Chickenpox, a highly contagious illness characterized by fever, weakness and a body rash that itches and blisters, is a common childhood ailment that afflicts 4 million people annually, most of them children.

It is virtually the only significant childhood ailment for which there is no vaccine available. Vaccines already are in widespread use for diphtheria, tetanus, pertussis (whooping cough), measles, mumps, rubella (German measles) and polio, among others.

A chickenpox vaccine similar to Merck’s is already in use in several other countries.

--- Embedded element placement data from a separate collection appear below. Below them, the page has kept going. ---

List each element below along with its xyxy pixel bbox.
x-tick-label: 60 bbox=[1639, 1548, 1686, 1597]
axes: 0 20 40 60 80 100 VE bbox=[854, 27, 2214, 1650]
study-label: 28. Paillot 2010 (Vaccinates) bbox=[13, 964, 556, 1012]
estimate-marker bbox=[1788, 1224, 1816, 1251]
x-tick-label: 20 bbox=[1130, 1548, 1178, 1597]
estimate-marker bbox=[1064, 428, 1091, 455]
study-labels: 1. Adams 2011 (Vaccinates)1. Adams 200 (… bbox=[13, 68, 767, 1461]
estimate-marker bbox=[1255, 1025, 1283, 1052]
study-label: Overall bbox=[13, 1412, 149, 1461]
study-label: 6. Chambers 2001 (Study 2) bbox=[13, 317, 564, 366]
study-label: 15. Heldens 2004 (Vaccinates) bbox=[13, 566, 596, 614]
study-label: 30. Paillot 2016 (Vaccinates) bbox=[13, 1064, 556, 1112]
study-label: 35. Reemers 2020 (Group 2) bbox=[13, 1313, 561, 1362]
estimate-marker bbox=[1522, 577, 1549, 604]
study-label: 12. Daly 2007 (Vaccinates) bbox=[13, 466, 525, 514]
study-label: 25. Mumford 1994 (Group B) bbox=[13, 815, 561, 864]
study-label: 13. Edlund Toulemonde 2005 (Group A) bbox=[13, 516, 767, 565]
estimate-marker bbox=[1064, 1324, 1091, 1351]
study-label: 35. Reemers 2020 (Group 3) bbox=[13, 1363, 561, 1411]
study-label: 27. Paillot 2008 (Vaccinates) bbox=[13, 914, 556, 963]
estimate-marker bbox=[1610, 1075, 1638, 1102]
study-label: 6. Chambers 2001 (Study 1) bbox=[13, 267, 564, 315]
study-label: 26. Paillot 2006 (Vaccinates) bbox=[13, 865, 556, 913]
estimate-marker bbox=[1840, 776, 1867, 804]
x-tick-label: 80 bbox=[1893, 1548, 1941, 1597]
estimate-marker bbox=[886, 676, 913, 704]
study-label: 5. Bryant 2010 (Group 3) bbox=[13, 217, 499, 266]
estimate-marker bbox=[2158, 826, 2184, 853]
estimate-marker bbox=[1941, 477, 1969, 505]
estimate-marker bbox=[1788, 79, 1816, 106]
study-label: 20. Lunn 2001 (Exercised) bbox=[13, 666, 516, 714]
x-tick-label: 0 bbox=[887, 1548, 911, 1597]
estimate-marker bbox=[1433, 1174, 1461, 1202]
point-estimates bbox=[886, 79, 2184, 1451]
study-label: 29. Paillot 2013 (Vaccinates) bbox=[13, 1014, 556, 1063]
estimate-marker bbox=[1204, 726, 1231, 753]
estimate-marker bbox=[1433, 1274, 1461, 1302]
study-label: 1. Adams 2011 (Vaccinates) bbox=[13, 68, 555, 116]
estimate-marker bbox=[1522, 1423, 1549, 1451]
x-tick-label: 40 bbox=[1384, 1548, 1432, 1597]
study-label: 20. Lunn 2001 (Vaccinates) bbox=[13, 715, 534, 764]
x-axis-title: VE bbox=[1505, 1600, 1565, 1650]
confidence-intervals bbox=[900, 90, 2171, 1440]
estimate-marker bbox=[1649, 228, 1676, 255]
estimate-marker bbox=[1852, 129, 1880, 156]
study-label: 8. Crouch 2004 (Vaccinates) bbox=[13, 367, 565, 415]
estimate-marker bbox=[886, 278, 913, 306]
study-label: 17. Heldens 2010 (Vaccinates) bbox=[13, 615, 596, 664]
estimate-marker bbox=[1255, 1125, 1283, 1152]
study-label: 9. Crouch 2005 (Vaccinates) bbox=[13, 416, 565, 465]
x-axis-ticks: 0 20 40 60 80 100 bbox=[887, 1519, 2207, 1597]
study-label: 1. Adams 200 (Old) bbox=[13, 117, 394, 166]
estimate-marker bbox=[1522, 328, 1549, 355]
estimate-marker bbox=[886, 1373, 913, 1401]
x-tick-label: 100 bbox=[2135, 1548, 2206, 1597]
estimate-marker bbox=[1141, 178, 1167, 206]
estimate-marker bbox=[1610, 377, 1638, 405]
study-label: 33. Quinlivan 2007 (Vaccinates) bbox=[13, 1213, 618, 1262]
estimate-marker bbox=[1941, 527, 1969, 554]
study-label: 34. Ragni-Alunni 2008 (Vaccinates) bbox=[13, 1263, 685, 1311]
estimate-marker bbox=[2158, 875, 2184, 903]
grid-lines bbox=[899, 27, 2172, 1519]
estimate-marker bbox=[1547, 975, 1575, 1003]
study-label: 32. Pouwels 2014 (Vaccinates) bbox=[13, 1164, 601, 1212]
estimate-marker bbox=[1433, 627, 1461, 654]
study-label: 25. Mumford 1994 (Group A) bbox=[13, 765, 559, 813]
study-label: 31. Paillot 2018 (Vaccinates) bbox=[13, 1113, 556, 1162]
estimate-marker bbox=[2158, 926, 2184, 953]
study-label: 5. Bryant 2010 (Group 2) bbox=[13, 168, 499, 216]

Dr. Philip Krause of the FDA told the panel the study found that, after five years, 4.3% of those vaccinated individuals came down with the ailment--roughly half the rate at which unvaccinated children contracted the illness. The normal rate in unvaccinated children ranges between 8.3% and 9.1% of the population annually, he said.

Based on the most recent data, the vaccine is 50% to 75% effective, he said.

Significantly, however, vaccinated individuals who got the disease had much milder cases than naturally acquired chickenpox, he said. This raises the possibility that adults vaccinated in childhood who come down with the disease will have milder cases of the disease, although he said “we won’t know for at least another 20 years” as long-term effects become clear.

Once the vaccine is licensed, the agency is likely to insist on long-term post-marketing surveillance to answer lingering questions, he said.